The drugs don’t work…

Yesterday was Fibromyalgia Awareness Day and I think my body knew it. My back is certainly making me very aware that fibro hurts. So much so that I couldn’t even finish this in time to mark the day. If I’m forced to know about fibromyalgia all the live long day, then I’m afraid you’re going to have to find out about it today.

Fibromyalgia difficult to manage. It’s unpredictable. You can hurt everywhere or the pain can focus on a new spot everyday. One day you might be too fatigued to get dressed. The next everything you eat sends your guts into a temper. It can have an effect on cognitive abilities, make your skin burn, muscles ache & head throb. Sometimes all the at the same time.

There’s no cure. Sufferers often experience constant pain. Treatment usually includes a combination of pain relief medication and non pharmaceutical interventions (massage, tens, specific exercises). Many also receive therapy aimed at helping accept chronic pain because treatment rarely results in the eradication of symptoms. Living with fibromyalgia means always feeling some version of unwell.

Whilst you can’t make any of us better, you can help. There are easy peasy ways to not make our lives harder.

Ditch ‘Get Well Soon’

Fibro is a chronic, incurable illness. We are never getting better. It may be well intended and seem like a little slip, but it’s exhausting. Luckily it’s simple to fix. You can express both your well wishes & your understanding of the situation with these words, I hope you have a better day soon.

Don’t offer magic cures.

Struggling with an illness that impacts every aspect of your life motivates you to get informed. Fibro folk don’t need your unsolicited advice. We definitely don’t need to hear about the same magic cures over & over. We’ve researched whatever diy fix you heard about in instagram. We try credible therapies available to us. We’ve considered our diets & yoga & cbd. We really don’t need to hear about how your cousin’s flatmate changed their life with turmeric. It’s patronising on so many levels. Stop it.

Invisible isn’t imaginary.

Fibromyalgia can be an invisible illness. It doesn’t necessarily leave any physical sign of its presence. That doesn’t mean it isn’t real. If you don’t know what fibro is, 10 minutes on google will be illuminating. No one is required to answer your intrusive questions.
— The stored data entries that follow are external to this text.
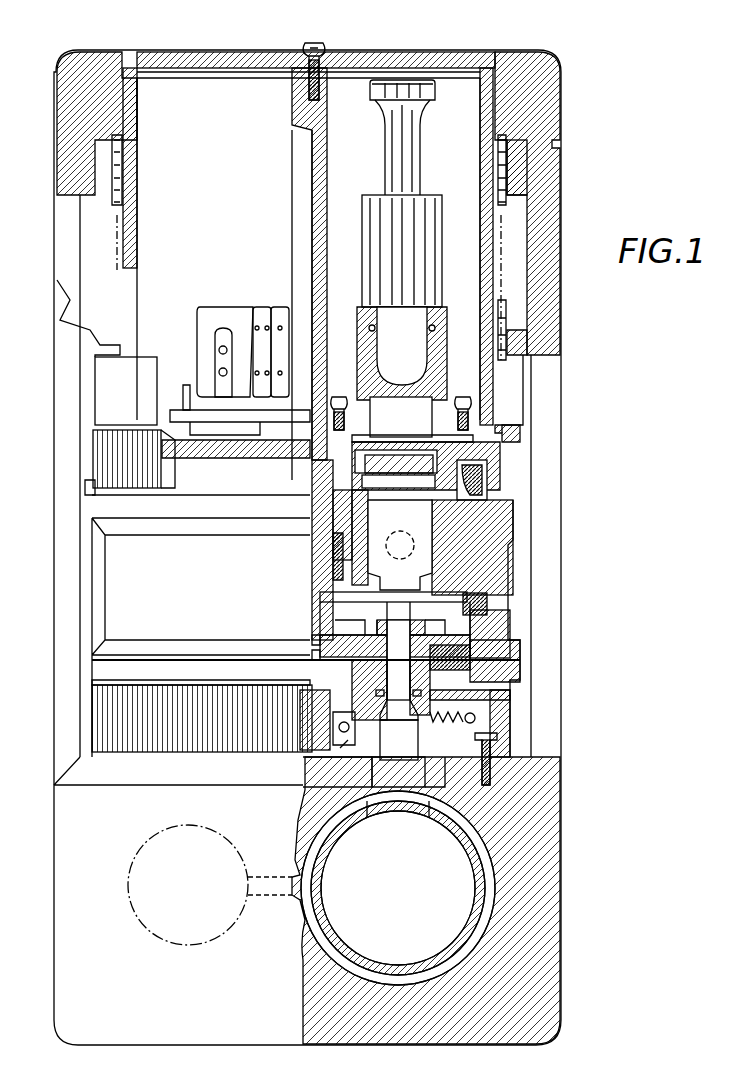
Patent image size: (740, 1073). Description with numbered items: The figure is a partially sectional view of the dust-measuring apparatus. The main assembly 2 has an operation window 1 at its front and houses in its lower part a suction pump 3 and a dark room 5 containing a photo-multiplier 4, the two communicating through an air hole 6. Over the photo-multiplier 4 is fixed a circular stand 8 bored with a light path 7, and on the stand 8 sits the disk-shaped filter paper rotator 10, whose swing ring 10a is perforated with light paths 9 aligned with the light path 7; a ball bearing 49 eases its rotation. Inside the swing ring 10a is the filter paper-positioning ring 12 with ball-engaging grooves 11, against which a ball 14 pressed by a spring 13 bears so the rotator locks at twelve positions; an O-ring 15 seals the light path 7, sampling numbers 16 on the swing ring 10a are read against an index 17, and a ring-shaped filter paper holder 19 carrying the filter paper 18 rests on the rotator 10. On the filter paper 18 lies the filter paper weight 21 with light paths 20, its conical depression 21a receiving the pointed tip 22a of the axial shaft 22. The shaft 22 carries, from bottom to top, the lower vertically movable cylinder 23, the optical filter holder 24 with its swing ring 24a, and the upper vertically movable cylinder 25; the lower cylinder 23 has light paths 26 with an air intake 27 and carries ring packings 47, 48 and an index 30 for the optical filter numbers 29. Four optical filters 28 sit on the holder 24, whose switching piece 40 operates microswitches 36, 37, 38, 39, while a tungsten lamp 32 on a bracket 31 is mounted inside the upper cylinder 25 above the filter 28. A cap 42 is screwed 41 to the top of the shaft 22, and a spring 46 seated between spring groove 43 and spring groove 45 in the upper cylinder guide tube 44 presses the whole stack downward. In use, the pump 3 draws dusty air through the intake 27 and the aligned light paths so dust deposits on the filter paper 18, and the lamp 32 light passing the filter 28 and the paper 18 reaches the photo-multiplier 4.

The operation window 1 is at (55, 540).
The main assembly 2 is at (53, 818).
The suction pump 3 is at (125, 885).
The photo-multiplier 4 is at (330, 940).
The dark room 5 is at (345, 970).
The air hole 6 is at (300, 895).
The light path 7 is at (398, 772).
The stand 8 is at (445, 770).
The light paths 9 is at (387, 673).
The filter paper rotator 10 is at (512, 693).
The swing ring 10a is at (92, 735).
The ball-engaging grooves 11 is at (475, 712).
The filter paper-positioning ring 12 is at (566, 770).
The spring 13 is at (400, 750).
The ball 14 is at (497, 735).
The O-ring 15 is at (376, 693).
The sampling numbers 16 is at (140, 700).
The index 17 is at (292, 659).
The filter paper 18 is at (520, 642).
The filter paper holder 19 is at (470, 660).
The light paths 20 is at (398, 630).
The filter paper weight 21 is at (512, 620).
The depression 21a is at (310, 648).
The axial shaft 22 is at (305, 150).
The pointed tip 22a is at (310, 625).
The lower vertically movable cylinder 23 is at (105, 603).
The optical filter holder 24 is at (505, 450).
The swing ring 24a is at (95, 490).
The upper vertically movable cylinder 25 is at (192, 80).
The light paths 26 is at (415, 580).
The air intake 27 is at (405, 534).
The optical filters 28 is at (395, 458).
The optical filter numbers 29 is at (145, 450).
The index 30 is at (298, 500).
The bracket 31 is at (447, 330).
The tungsten lamp 32 is at (390, 368).
The microswitch 36 is at (205, 318).
The microswitch 37 is at (245, 320).
The microswitch 38 is at (262, 310).
The microswitch 39 is at (285, 312).
The switching piece 40 is at (183, 392).
The screw 41 is at (314, 44).
The cap 42 is at (450, 55).
The spring groove 43 is at (506, 352).
The upper cylinder guide tube 44 is at (560, 102).
The spring groove 45 is at (122, 157).
The spring 46 is at (122, 180).
The ring packing 47 is at (495, 600).
The ring packing 48 is at (487, 478).
The ball bearing 49 is at (335, 745).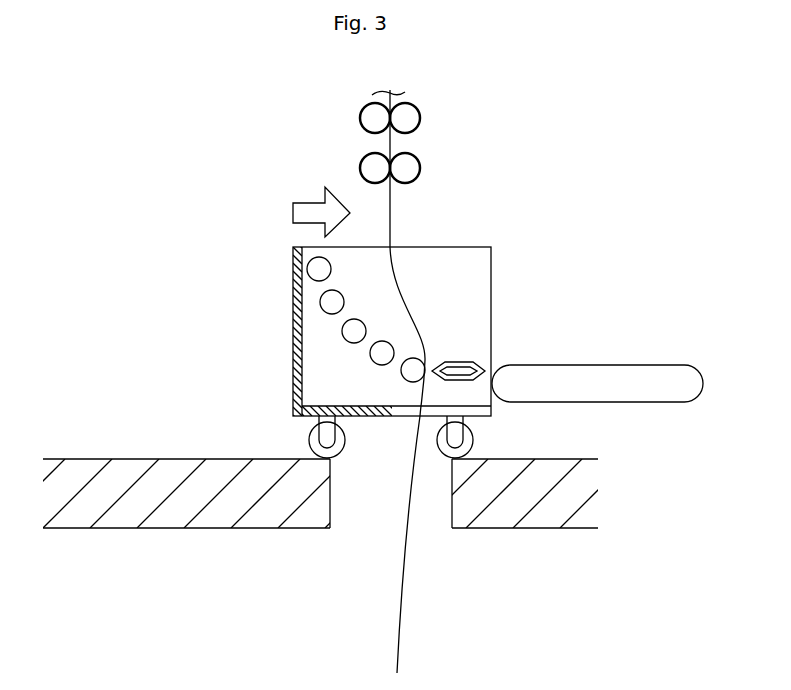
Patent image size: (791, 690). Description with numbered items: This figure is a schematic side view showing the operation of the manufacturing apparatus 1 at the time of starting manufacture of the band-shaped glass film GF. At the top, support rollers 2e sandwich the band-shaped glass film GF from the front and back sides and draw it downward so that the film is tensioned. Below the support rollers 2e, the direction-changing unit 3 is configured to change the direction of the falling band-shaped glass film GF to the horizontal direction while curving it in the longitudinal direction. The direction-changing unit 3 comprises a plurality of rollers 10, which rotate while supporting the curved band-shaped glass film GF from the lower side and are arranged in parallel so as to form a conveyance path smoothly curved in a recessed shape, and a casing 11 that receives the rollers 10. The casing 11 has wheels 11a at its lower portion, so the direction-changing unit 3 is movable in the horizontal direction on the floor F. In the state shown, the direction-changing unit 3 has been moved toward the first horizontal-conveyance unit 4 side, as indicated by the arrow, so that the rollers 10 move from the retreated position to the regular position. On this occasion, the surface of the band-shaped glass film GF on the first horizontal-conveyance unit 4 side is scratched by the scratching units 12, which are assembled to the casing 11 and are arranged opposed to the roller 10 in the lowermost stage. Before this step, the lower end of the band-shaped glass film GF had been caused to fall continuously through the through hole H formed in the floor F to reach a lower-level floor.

The glass fiber manufacturing apparatus 1 is at (461, 262).
The support rollers 2e is at (420, 114).
The band-shaped glass film GF is at (393, 222).
The direction-changing unit 3 is at (382, 348).
The casing 11 is at (292, 331).
The rollers 10 is at (325, 314).
The scratching units 12 is at (460, 362).
The first horizontal-conveyance unit 4 is at (653, 402).
The wheels 11a is at (308, 440).
The floor F is at (72, 459).
The through hole H is at (451, 506).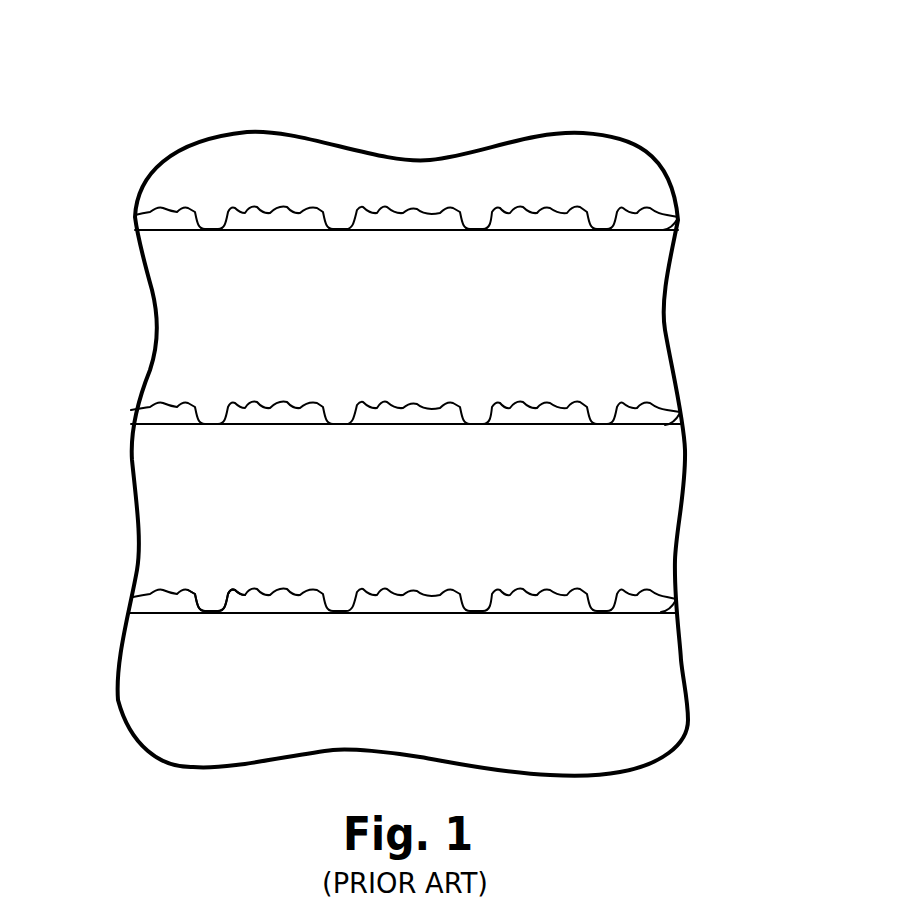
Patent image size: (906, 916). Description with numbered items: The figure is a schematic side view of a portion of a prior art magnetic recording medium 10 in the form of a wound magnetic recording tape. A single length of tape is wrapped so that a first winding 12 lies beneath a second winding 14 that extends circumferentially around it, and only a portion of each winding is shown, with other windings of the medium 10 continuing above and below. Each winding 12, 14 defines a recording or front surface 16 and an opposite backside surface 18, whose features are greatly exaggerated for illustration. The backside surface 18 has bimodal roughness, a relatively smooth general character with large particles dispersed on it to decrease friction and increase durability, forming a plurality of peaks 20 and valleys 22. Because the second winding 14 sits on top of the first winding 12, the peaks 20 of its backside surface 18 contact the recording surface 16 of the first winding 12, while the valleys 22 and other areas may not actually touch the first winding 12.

Medical records are private for a reason. If you don’t understand the condition, don’t worry about it. Extremely well trained medical professionals do. As a person with fibromyalgia it is not our job to convince you of the severity of the illness. It requires zero effort to mind your own business.

Don’t judge my good days.

Fibromyalgia is erratic. I never know how I will feel when I wake up. Sometimes I can go from reasonably ok to excruciating pain in the space of an hour. I try to plan around fibro, but nothing is ever set in stone. I can spread out appointments. Schedule rest days. Make a timetable for essential tasks, but my body doesn’t care. It will throw a painful spanner in the works whenever it pleases. The fact that I could do X yesterday is no guarantee that I will be able to today. An outing that I managed last week could easily leave me unable to function for days another time. I want to live as full a life as possible. So, on good days I attempt to get things done. The fear of being judged solely on those days is horrible. I’m not faking symptoms to avoid things I don’t want to do. I’m not lying when I cancel plans. In fact, the opposite is true. Most of the time I underplay how bad I feel. If I were to vocalise every dreadful sensation I’d never talk about anything else. I know my illness is frustrating. I hate that I inconvenience so many people. Please, believe that I am I trying my very best.